Halifax’s Piece Hall once again hosted a concert within its walls, with the Band of the Yorkshire Regiment performing in front of a crowd of hundreds in the famous open-air square that featured in the film ‘Brassed Off’ in 1996.
That event took place as part of the Piece Hall’s ‘Butties and Brass’ campaign, which also saw the West Yorkshire Police Band perform on 8 August. Alongside each performance, local independent producers sold their goods, such as wines, jams and baked goods.
The walk-in vaccination centre in the Piece Hall also saw much activity throughout the day, with at least fifty people queuing on the third level for their jab at one point.
The Yorkshire Regiment played a varied selection of music, ranging from Over the Rainbow to Careless Whisper and other hits.
— The Piece Hall (@ThePieceHall) August 15, 2021
Piece Hall’s upcoming events
The events on the Piece Hall’s summer itinerary do not stop there, for more is on the way. For example, on 21 August, the ‘Bell Ringing & Breakfast’ event will offer ticket holders a tour around the Visitor Centre and the Map Room and the opportunity to ring the Hall’s bell, which historically signalled the start of the trading day at 10:00. After the ceremony, participants will then be offered breakfast at Blondin’s, an American-inspired diner that is run by the Piece Hall Trust.
Another upcoming event is Richard Hawley’s concert, which will take place in the Piece Hall on 4 September at 17:00. Hawley will be joined by two other acts, John Grant and Studio Electronique. Hawley is a chart-topping musician from Yorkshire who has worked with many successful bands, such as the Arctic Monkeys and the Manic Street Preachers, the latter of whom are performing in the Piece Hall on 10 September.

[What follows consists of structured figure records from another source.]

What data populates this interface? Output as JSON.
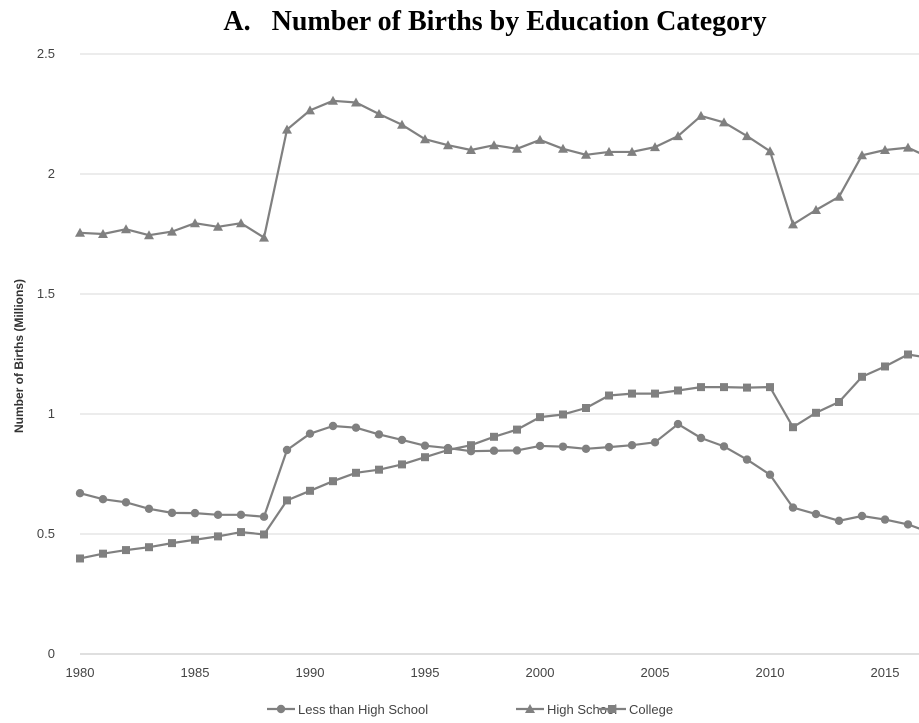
{
  "chart_data": {
    "type": "line",
    "title": "A.   Number of Births by Education Category",
    "ylabel": "Number of Births (Millions)",
    "xlabel": "",
    "ylim": [
      0,
      2.5
    ],
    "xlim": [
      1980,
      2017
    ],
    "y_ticks": [
      "0",
      "0.5",
      "1",
      "1.5",
      "2",
      "2.5"
    ],
    "x_ticks": [
      "1980",
      "1985",
      "1990",
      "1995",
      "2000",
      "2005",
      "2010",
      "2015"
    ],
    "grid": true,
    "legend_position": "bottom",
    "line_color": "#808080",
    "x": [
      1980,
      1981,
      1982,
      1983,
      1984,
      1985,
      1986,
      1987,
      1988,
      1989,
      1990,
      1991,
      1992,
      1993,
      1994,
      1995,
      1996,
      1997,
      1998,
      1999,
      2000,
      2001,
      2002,
      2003,
      2004,
      2005,
      2006,
      2007,
      2008,
      2009,
      2010,
      2011,
      2012,
      2013,
      2014,
      2015,
      2016,
      2017
    ],
    "series": [
      {
        "name": "Less than High School",
        "marker": "circle",
        "values": [
          0.67,
          0.645,
          0.632,
          0.605,
          0.588,
          0.587,
          0.58,
          0.58,
          0.572,
          0.85,
          0.918,
          0.95,
          0.943,
          0.915,
          0.892,
          0.868,
          0.858,
          0.845,
          0.847,
          0.848,
          0.867,
          0.864,
          0.855,
          0.862,
          0.87,
          0.882,
          0.958,
          0.9,
          0.865,
          0.81,
          0.747,
          0.61,
          0.583,
          0.555,
          0.575,
          0.56,
          0.54,
          0.505
        ]
      },
      {
        "name": "High School",
        "marker": "triangle",
        "values": [
          1.755,
          1.75,
          1.77,
          1.745,
          1.76,
          1.795,
          1.78,
          1.795,
          1.735,
          2.185,
          2.265,
          2.305,
          2.298,
          2.25,
          2.205,
          2.145,
          2.12,
          2.1,
          2.12,
          2.105,
          2.142,
          2.105,
          2.08,
          2.092,
          2.092,
          2.112,
          2.158,
          2.242,
          2.215,
          2.158,
          2.095,
          1.79,
          1.85,
          1.905,
          2.078,
          2.1,
          2.11,
          2.065
        ]
      },
      {
        "name": "College",
        "marker": "square",
        "values": [
          0.398,
          0.418,
          0.433,
          0.445,
          0.462,
          0.476,
          0.49,
          0.508,
          0.498,
          0.64,
          0.68,
          0.72,
          0.755,
          0.768,
          0.79,
          0.82,
          0.85,
          0.87,
          0.905,
          0.935,
          0.987,
          0.998,
          1.025,
          1.077,
          1.085,
          1.085,
          1.098,
          1.112,
          1.112,
          1.11,
          1.112,
          0.945,
          1.005,
          1.05,
          1.155,
          1.198,
          1.248,
          1.233
        ]
      }
    ]
  }
}
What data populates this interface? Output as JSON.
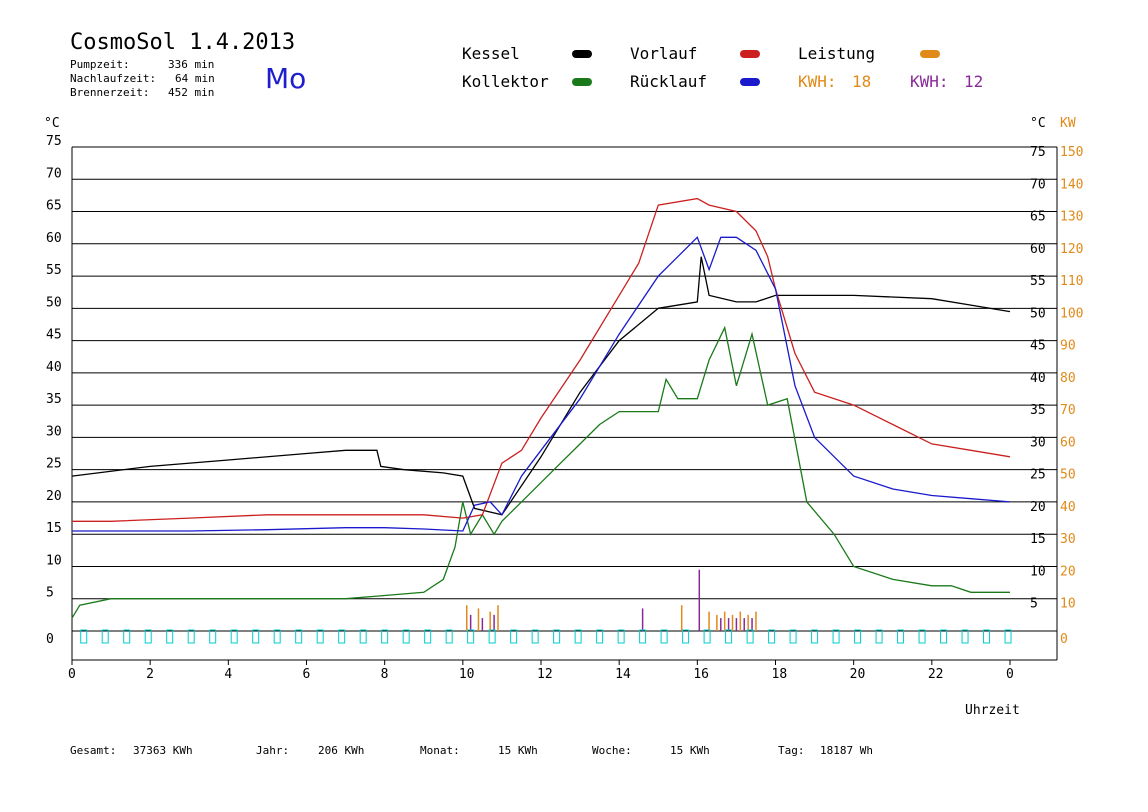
{
  "header": {
    "title": "CosmoSol 1.4.2013",
    "day": "Mo",
    "stats": [
      {
        "label": "Pumpzeit:",
        "value": "336 min"
      },
      {
        "label": "Nachlaufzeit:",
        "value": "64 min"
      },
      {
        "label": "Brennerzeit:",
        "value": "452 min"
      }
    ]
  },
  "legend": {
    "kessel": "Kessel",
    "kollektor": "Kollektor",
    "vorlauf": "Vorlauf",
    "ruecklauf": "Rücklauf",
    "leistung": "Leistung",
    "kwh1_label": "KWH:",
    "kwh1_value": "18",
    "kwh2_label": "KWH:",
    "kwh2_value": "12"
  },
  "colors": {
    "kessel": "#000000",
    "kollektor": "#1a7a1a",
    "vorlauf": "#cc2020",
    "ruecklauf": "#1a1acc",
    "leistung": "#e08a1a",
    "kwh2": "#8a2a9a",
    "pump": "#00cccc"
  },
  "footer": {
    "gesamt_label": "Gesamt:",
    "gesamt_value": "37363 KWh",
    "jahr_label": "Jahr:",
    "jahr_value": "206 KWh",
    "monat_label": "Monat:",
    "monat_value": "15 KWh",
    "woche_label": "Woche:",
    "woche_value": "15 KWh",
    "tag_label": "Tag:",
    "tag_value": "18187 Wh"
  },
  "chart_data": {
    "type": "line",
    "xlabel": "Uhrzeit",
    "ylabel_left": "°C",
    "ylabel_right": "°C",
    "ylabel_right2": "KW",
    "xlim": [
      0,
      24
    ],
    "ylim": [
      0,
      75
    ],
    "y2lim": [
      0,
      150
    ],
    "x_ticks": [
      "0",
      "2",
      "4",
      "6",
      "8",
      "10",
      "12",
      "14",
      "16",
      "18",
      "20",
      "22",
      "0"
    ],
    "y_ticks": [
      0,
      5,
      10,
      15,
      20,
      25,
      30,
      35,
      40,
      45,
      50,
      55,
      60,
      65,
      70,
      75
    ],
    "y2_ticks": [
      0,
      10,
      20,
      30,
      40,
      50,
      60,
      70,
      80,
      90,
      100,
      110,
      120,
      130,
      140,
      150
    ],
    "grid": true,
    "series": [
      {
        "name": "Kessel",
        "x": [
          0,
          2,
          4,
          6,
          7,
          7.8,
          7.9,
          8.5,
          9.5,
          10,
          10.3,
          11,
          12,
          13,
          14,
          15,
          16,
          16.1,
          16.3,
          17,
          17.5,
          18,
          20,
          22,
          23,
          24
        ],
        "y": [
          24,
          25.5,
          26.5,
          27.5,
          28,
          28,
          25.5,
          25,
          24.5,
          24,
          19,
          18,
          27,
          37,
          45,
          50,
          51,
          58,
          52,
          51,
          51,
          52,
          52,
          51.5,
          50.5,
          49.5
        ]
      },
      {
        "name": "Kollektor",
        "x": [
          0,
          0.2,
          1,
          3,
          5,
          7,
          8,
          9,
          9.5,
          9.8,
          10,
          10.2,
          10.5,
          10.8,
          11,
          11.5,
          12,
          12.5,
          13,
          13.5,
          14,
          14.5,
          15,
          15.2,
          15.5,
          16,
          16.3,
          16.7,
          17,
          17.4,
          17.8,
          18.3,
          18.8,
          19.5,
          20,
          21,
          22,
          22.5,
          23,
          24
        ],
        "y": [
          2,
          4,
          5,
          5,
          5,
          5,
          5.5,
          6,
          8,
          13,
          20,
          15,
          18,
          15,
          17,
          20,
          23,
          26,
          29,
          32,
          34,
          34,
          34,
          39,
          36,
          36,
          42,
          47,
          38,
          46,
          35,
          36,
          20,
          15,
          10,
          8,
          7,
          7,
          6,
          6
        ]
      },
      {
        "name": "Vorlauf",
        "x": [
          0,
          1,
          3,
          5,
          7,
          8,
          9,
          10,
          10.5,
          11,
          11.5,
          12,
          13,
          14,
          14.5,
          15,
          16,
          16.3,
          17,
          17.5,
          17.8,
          18,
          18.5,
          19,
          20,
          21,
          22,
          23,
          24
        ],
        "y": [
          17,
          17,
          17.5,
          18,
          18,
          18,
          18,
          17.5,
          18,
          26,
          28,
          33,
          42,
          52,
          57,
          66,
          67,
          66,
          65,
          62,
          58,
          53,
          43,
          37,
          35,
          32,
          29,
          28,
          27
        ]
      },
      {
        "name": "Rücklauf",
        "x": [
          0,
          1,
          3,
          5,
          7,
          8,
          9,
          10,
          10.3,
          10.7,
          11,
          11.5,
          12,
          13,
          14,
          15,
          15.5,
          16,
          16.3,
          16.6,
          17,
          17.5,
          18,
          18.5,
          19,
          20,
          21,
          22,
          23,
          24
        ],
        "y": [
          15.5,
          15.5,
          15.5,
          15.7,
          16,
          16,
          15.8,
          15.5,
          19.5,
          20,
          18,
          24,
          28,
          36,
          46,
          55,
          58,
          61,
          56,
          61,
          61,
          59,
          53,
          38,
          30,
          24,
          22,
          21,
          20.5,
          20
        ]
      }
    ],
    "bars_kw": [
      {
        "name": "Leistung",
        "x": [
          10.1,
          10.4,
          10.7,
          10.9,
          15.6,
          16.3,
          16.5,
          16.7,
          16.9,
          17.1,
          17.3,
          17.5
        ],
        "y2": [
          8,
          7,
          6,
          8,
          8,
          6,
          5,
          6,
          5,
          6,
          5,
          6
        ]
      },
      {
        "name": "KWH 12",
        "x": [
          10.2,
          10.5,
          10.8,
          14.6,
          16.05,
          16.6,
          16.8,
          17.0,
          17.2,
          17.4
        ],
        "y2": [
          5,
          4,
          5,
          7,
          19,
          4,
          4,
          4,
          4,
          4
        ]
      }
    ],
    "pump_state": {
      "name": "Pumpe",
      "baseline": 0
    }
  }
}
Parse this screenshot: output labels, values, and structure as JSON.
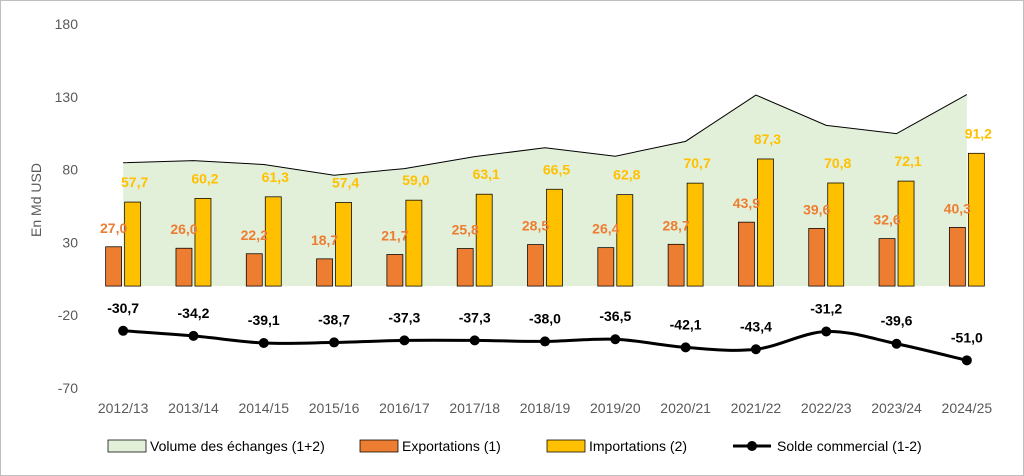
{
  "chart_data": {
    "type": "bar",
    "ylabel": "En Md USD",
    "ylim": [
      -70,
      180
    ],
    "yticks": [
      180,
      130,
      80,
      30,
      -20,
      -70
    ],
    "grid": false,
    "legend_position": "bottom",
    "categories": [
      "2012/13",
      "2013/14",
      "2014/15",
      "2015/16",
      "2016/17",
      "2017/18",
      "2018/19",
      "2019/20",
      "2020/21",
      "2021/22",
      "2022/23",
      "2023/24",
      "2024/25"
    ],
    "series": [
      {
        "name": "Volume des échanges (1+2)",
        "kind": "area",
        "color": "#E2F0D9",
        "line_color": "#000000",
        "values": [
          84.7,
          86.2,
          83.5,
          76.1,
          80.7,
          88.9,
          95.0,
          89.2,
          99.4,
          131.2,
          110.4,
          104.7,
          131.5
        ]
      },
      {
        "name": "Exportations (1)",
        "kind": "bar",
        "color": "#ED7D31",
        "values": [
          27.0,
          26.0,
          22.2,
          18.7,
          21.7,
          25.8,
          28.5,
          26.4,
          28.7,
          43.9,
          39.6,
          32.6,
          40.3
        ],
        "labels": [
          "27,0",
          "26,0",
          "22,2",
          "18,7",
          "21,7",
          "25,8",
          "28,5",
          "26,4",
          "28,7",
          "43,9",
          "39,6",
          "32,6",
          "40,3"
        ]
      },
      {
        "name": "Importations (2)",
        "kind": "bar",
        "color": "#FFC000",
        "values": [
          57.7,
          60.2,
          61.3,
          57.4,
          59.0,
          63.1,
          66.5,
          62.8,
          70.7,
          87.3,
          70.8,
          72.1,
          91.2
        ],
        "labels": [
          "57,7",
          "60,2",
          "61,3",
          "57,4",
          "59,0",
          "63,1",
          "66,5",
          "62,8",
          "70,7",
          "87,3",
          "70,8",
          "72,1",
          "91,2"
        ]
      },
      {
        "name": "Solde commercial (1-2)",
        "kind": "line",
        "color": "#000000",
        "values": [
          -30.7,
          -34.2,
          -39.1,
          -38.7,
          -37.3,
          -37.3,
          -38.0,
          -36.5,
          -42.1,
          -43.4,
          -31.2,
          -39.6,
          -51.0
        ],
        "labels": [
          "-30,7",
          "-34,2",
          "-39,1",
          "-38,7",
          "-37,3",
          "-37,3",
          "-38,0",
          "-36,5",
          "-42,1",
          "-43,4",
          "-31,2",
          "-39,6",
          "-51,0"
        ]
      }
    ]
  }
}
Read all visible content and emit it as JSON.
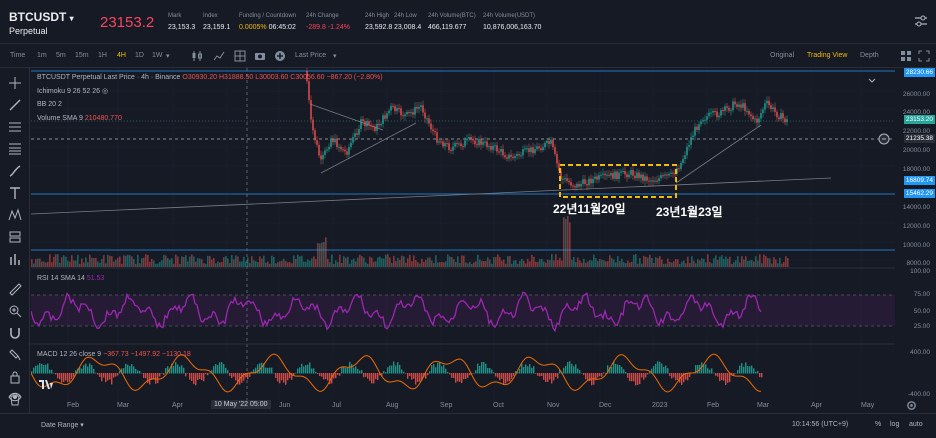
{
  "header": {
    "symbol": "BTCUSDT",
    "contract": "Perpetual",
    "last_price": "23153.2",
    "stats": [
      {
        "label": "Mark",
        "value": "23,153.3"
      },
      {
        "label": "Index",
        "value": "23,159.1"
      },
      {
        "label": "Funding / Countdown",
        "value": "0.0005%",
        "value2": "06:45:02"
      },
      {
        "label": "24h Change",
        "value": "-289.8 -1.24%"
      },
      {
        "label": "24h High",
        "value": "23,592.8"
      },
      {
        "label": "24h Low",
        "value": "23,008.4"
      },
      {
        "label": "24h Volume(BTC)",
        "value": "466,119.677"
      },
      {
        "label": "24h Volume(USDT)",
        "value": "10,876,006,163.70"
      }
    ]
  },
  "toolbar": {
    "timeframes": [
      "Time",
      "1m",
      "5m",
      "15m",
      "1H",
      "4H",
      "1D",
      "1W"
    ],
    "active": "4H",
    "last_price_btn": "Last Price",
    "views": [
      "Original",
      "Trading View",
      "Depth"
    ],
    "active_view": "Trading View"
  },
  "legend": {
    "title": "BTCUSDT Perpetual Last Price · 4h · Binance",
    "o": "O30930.20",
    "h": "H31888.50",
    "l": "L30003.60",
    "c": "C30056.60",
    "chg": "−867.20 (−2.80%)",
    "ichimoku": "Ichimoku 9 26 52 26",
    "bb": "BB 20 2",
    "vol": "Volume SMA 9",
    "vol_val": "210480.770",
    "rsi": "RSI 14 SMA 14",
    "rsi_val": "51.53",
    "macd": "MACD 12 26 close 9",
    "macd_vals": "−367.73 −1497.92 −1130.18"
  },
  "price_axis": [
    "28230.66",
    "26000.00",
    "24000.00",
    "22000.00",
    "20000.00",
    "18000.00",
    "14000.00",
    "12000.00",
    "10000.00",
    "8000.00"
  ],
  "price_tags": {
    "last": "23153.20",
    "dash": "21235.38",
    "l1": "16809.74",
    "l2": "15462.29"
  },
  "rsi_axis": [
    "100.00",
    "75.00",
    "50.00",
    "25.00"
  ],
  "macd_axis": [
    "400.00",
    "-400.00"
  ],
  "annotations": {
    "a1": "22년11월20일",
    "a2": "23년1월23일"
  },
  "months": [
    "Feb",
    "Mar",
    "Apr",
    "May",
    "Jun",
    "Jul",
    "Aug",
    "Sep",
    "Oct",
    "Nov",
    "Dec",
    "2023",
    "Feb",
    "Mar",
    "Apr",
    "May"
  ],
  "crosshair": {
    "date": "10 May '22",
    "time": "05:00"
  },
  "footer": {
    "range": "Date Range",
    "time": "10:14:56 (UTC+9)",
    "pct": "%",
    "log": "log",
    "auto": "auto"
  },
  "colors": {
    "up": "#26a69a",
    "down": "#ef5350",
    "rsi": "#9c27b0",
    "accent": "#f0b90b",
    "blue": "#2196f3"
  }
}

A complete list of all the upcoming events can be found on the Piece Hall’s website.
Since its renovation in 2017, the Piece Hall has established itself as a major hub for Halifax’s commercial and social activity, hosting many events and providing local businesses with unique opportunities to expand and connect with the public.
While it is an especially unique building, due to its nature as Britain’s only remaining Georgian cloth hall, it still offers a helpful example to redevelopments in Kirklees. Successful redevelopments ought to respect the history of an existing building while expanding its usefulness. Furthermore, such projects ought to accommodate for commercial, social and artistic ventures at the same time in order to provide an amenity that is useful to a community in a number of regards.